Держа оружие наизготовку, я привстал со своей лежки и, сделав Кобре с Бухгалтером знак прикрывать, осторожно двинулся вперед вдоль карниза, чтобы увидеть творящееся за поворотом собственными глазами. Обогнув выступ, мешавший мне заглянуть за поворот ущелья, я посмотрел вниз и присвистнул. Да, это была славная охота, по-другому не скажешь. Там внизу, на тропе, повсюду валялись разбросанные взрывом окровавленные и присыпанные пылью тела, частично разорванные на части, частично погребенные под каменной осыпью, а частично кажущиеся почти целыми, но в то же время недвижимые. Кое-кто из тевтонов еще шевелился, но это, как говорится, было бессмысленным трепыханием.
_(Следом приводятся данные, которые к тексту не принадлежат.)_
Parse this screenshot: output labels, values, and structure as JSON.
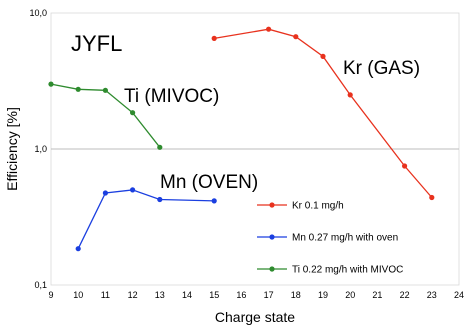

Вот на дальнем конце тропы у самого поворота появилось несколько расплывчатых теней. Возможно, это были коноводы, которых оставили охранять лошадей, и которые решили посмотреть, что стало с их приятелями, а заодно обшарить карманы покойников. Приложив к плечу приклад своего «Вала», я сделал несколько одиночных выстрелов по копошащимся впереди и внизу фигурам, после чего быстро проговорил в гарнитуру рации:
– Отец Александр, как там у вас?
– Все чисто, командир, – послышался в наушнике сухой смешок отца Александра, – ни одного живого адепта Нечистого в округе не наблюдается.
– Вас понял, – ответил я и, переключив канал, скомандовал, – Змей, Док, Зоркий, Ара, Бек, Мастер – вперед! Я, Кобра и Бухгалтер – прикрываем!
Топот ног, несколько почти неслышных выстрелов в пыли и дыму, хорошие такие матерки от Змея и Дока – и после этого тишина. Полная.
– Как дела, Змей? – не выдержал я этой пытки тишиной.
– Все чисто, командир, – отрапортовал через какое-то время Змей и после непродолжительной паузы неуверенно добавил, – Батя, у нас тут такое дело… имеем в наличии одного пятисотого*.
(Прим. авт.: пятисотый* – пленный)
– Нахрена он нам? – раздраженно отозвался я. – Помножьте его на ноль и все дела.
– Не могу, командир, – ответил Змей, – потому что это баба.
– Баба?! – только и смог вымолвить я. – Чудны дела твои, господи! Ладно, пусть пока поживет, а вы пока проверьте, что там дальше по тропе.
– Дальше, – хмыкнул Змей, – дальше только их лошади и обоз. Возниц в обозе, если что, мы уже кончили, так что, командир, можешь не беспокоиться.
Дело в том, что меня несколько напугал рассказ отца Александра о прямом управлении, практикуемом здесь по отношению к людям со стороны различных сущностей, и я решил перестраховаться и больше вообще не брать в плен тевтонов. Потому что, входя с ними в контакт, не только мы получаем информацию об их богомерзком государстве, но и оно, то есть сам херр Тойфель, через того, кого мы подвергаем допросу, тоже получает информацию о нас. А вот это, я считаю, совершенно лишнее. Пусть лучше я чего-то не узнаю о Враге человечества, чем Враг узнает о том, кто я такой.